The Android SDK comes with a pretty nice suite of tools, one of these is the Dalvik Debug Monitor Service (DDMS). However, it seems like the Android SDK is distributed with some 32bit SWT libraries so if you are on a 64bit Linux, running a 64bit Java default, you might run into this little message:


casper@workstation:/$ dbms
43:27 E/ddms: shutting down due to uncaught exception
43:27 E/ddms: java.lang.UnsatisfiedLinkError: /android-sdk-linux_x86-1.5_r2/tools/lib/libswt-pi-gtk-3236.so: /android-sdk-linux_x86-1.5_r2/tools/lib/libswt-pi-gtk-3236.so: wrong ELF class: ELFCLASS32 (Possible cause: architecture word width mismatch)
at java.lang.ClassLoader$NativeLibrary.load(Native Method)
at java.lang.ClassLoader.loadLibrary0(ClassLoader.java:1778)
at java.lang.ClassLoader.loadLibrary(ClassLoader.java:1687)
at java.lang.Runtime.loadLibrary0(Runtime.java:823)
at java.lang.System.loadLibrary(System.java:1030)
at org.eclipse.swt.internal.Library.loadLibrary(Library.java:123)
...


This is fairly easy to fix, by first installing the 32bit version of the JRE:


casper@workstation:/$ sudo apt-get install ia32-sun-java6-bin


And then making sure DDMS is using this particular one.

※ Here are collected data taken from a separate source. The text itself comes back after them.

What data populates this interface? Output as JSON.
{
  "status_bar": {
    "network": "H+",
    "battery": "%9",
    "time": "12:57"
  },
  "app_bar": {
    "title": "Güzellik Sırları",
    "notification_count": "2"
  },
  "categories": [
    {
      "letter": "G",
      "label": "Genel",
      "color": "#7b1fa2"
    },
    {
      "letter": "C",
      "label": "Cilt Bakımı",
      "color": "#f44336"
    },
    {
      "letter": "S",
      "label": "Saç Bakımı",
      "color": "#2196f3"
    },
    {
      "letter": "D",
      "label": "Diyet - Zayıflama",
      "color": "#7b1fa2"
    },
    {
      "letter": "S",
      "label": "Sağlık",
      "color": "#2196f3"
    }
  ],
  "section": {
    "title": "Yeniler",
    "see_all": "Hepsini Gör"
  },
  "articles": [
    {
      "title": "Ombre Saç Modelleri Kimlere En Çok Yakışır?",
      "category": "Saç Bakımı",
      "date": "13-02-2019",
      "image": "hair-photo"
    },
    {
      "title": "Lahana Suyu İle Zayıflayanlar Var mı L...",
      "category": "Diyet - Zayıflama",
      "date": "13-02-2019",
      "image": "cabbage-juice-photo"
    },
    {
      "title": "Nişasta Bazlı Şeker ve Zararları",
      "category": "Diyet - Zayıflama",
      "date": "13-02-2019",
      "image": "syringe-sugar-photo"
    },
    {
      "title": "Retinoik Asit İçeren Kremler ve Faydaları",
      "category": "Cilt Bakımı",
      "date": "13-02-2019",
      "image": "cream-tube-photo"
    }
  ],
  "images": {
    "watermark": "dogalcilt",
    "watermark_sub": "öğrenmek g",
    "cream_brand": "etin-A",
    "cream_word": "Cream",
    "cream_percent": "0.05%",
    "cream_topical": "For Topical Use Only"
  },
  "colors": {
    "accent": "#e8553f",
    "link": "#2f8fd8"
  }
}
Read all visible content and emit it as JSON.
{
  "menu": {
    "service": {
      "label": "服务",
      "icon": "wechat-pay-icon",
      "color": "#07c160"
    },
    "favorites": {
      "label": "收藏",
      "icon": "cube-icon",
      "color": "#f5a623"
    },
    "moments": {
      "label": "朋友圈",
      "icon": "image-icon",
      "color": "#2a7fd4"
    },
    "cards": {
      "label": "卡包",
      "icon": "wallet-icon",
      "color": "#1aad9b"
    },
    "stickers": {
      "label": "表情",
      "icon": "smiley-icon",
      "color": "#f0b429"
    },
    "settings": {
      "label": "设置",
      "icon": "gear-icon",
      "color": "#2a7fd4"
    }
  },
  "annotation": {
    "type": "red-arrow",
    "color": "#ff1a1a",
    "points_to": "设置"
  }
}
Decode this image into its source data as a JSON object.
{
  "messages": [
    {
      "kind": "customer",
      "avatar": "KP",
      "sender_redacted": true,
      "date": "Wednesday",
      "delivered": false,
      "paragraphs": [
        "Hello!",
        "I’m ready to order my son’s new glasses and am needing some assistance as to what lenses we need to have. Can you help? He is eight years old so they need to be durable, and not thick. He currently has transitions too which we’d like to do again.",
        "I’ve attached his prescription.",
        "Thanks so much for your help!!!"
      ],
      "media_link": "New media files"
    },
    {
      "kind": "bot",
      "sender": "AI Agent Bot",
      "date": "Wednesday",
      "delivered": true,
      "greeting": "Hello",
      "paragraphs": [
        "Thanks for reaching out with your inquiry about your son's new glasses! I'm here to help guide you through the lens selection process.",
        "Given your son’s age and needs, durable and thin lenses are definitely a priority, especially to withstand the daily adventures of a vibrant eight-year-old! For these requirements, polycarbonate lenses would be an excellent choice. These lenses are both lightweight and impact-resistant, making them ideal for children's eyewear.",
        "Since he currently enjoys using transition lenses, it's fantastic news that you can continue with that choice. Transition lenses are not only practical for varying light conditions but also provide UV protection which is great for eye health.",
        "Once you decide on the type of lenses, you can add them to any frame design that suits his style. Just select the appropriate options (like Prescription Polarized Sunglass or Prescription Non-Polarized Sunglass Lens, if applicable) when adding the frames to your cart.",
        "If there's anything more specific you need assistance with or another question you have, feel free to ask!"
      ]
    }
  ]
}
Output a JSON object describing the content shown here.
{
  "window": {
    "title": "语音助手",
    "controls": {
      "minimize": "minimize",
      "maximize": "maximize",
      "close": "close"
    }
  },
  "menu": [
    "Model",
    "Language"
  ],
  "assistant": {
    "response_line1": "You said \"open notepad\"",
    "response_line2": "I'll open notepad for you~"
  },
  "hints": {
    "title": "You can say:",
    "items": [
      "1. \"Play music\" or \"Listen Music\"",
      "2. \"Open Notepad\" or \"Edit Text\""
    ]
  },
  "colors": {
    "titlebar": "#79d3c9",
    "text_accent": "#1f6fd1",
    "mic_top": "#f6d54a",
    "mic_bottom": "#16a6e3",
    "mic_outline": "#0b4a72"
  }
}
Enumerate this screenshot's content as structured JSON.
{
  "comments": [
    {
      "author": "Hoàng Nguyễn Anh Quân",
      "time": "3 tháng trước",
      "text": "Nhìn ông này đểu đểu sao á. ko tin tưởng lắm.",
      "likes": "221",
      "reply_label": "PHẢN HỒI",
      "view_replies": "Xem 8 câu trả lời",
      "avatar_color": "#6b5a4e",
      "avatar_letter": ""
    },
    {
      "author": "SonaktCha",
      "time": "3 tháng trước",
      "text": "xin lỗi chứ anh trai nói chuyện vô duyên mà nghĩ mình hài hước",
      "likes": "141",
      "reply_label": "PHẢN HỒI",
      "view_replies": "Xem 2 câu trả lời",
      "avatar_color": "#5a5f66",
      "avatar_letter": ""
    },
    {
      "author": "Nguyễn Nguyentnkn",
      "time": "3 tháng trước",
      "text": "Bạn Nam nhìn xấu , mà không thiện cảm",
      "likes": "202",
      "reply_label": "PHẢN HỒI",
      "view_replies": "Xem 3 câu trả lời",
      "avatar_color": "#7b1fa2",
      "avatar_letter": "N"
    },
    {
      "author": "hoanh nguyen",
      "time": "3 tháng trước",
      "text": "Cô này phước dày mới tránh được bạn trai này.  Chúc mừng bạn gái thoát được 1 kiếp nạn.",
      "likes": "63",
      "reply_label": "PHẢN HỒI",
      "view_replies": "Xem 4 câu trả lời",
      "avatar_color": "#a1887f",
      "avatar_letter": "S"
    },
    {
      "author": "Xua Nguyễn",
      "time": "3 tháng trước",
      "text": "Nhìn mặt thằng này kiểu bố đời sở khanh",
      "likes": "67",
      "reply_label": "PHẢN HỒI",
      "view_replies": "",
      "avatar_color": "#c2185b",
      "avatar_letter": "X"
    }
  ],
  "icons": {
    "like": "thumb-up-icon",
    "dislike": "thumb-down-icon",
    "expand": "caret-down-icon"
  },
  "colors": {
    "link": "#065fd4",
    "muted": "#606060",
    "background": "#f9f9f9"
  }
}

There are countless ways to do this (add new environment variables etc.) but I chose to simply modify DDMS itself, which seems like the least invasive way for this purpose. If you go to line 71, it should currently read:

java_cmd="java"


It's obviously relying on the /usr/bin/java symlink which we have in path, which leads to /etc/alternatives/java which again leads to our default 64bit version of the JRE. So change the line to this instead:

java_cmd="/usr/lib/jvm/ia32-java-6-sun/jre/bin/java"


Now DDMS should run so you can monitor, debug and take screenshots of your virtual or physical device.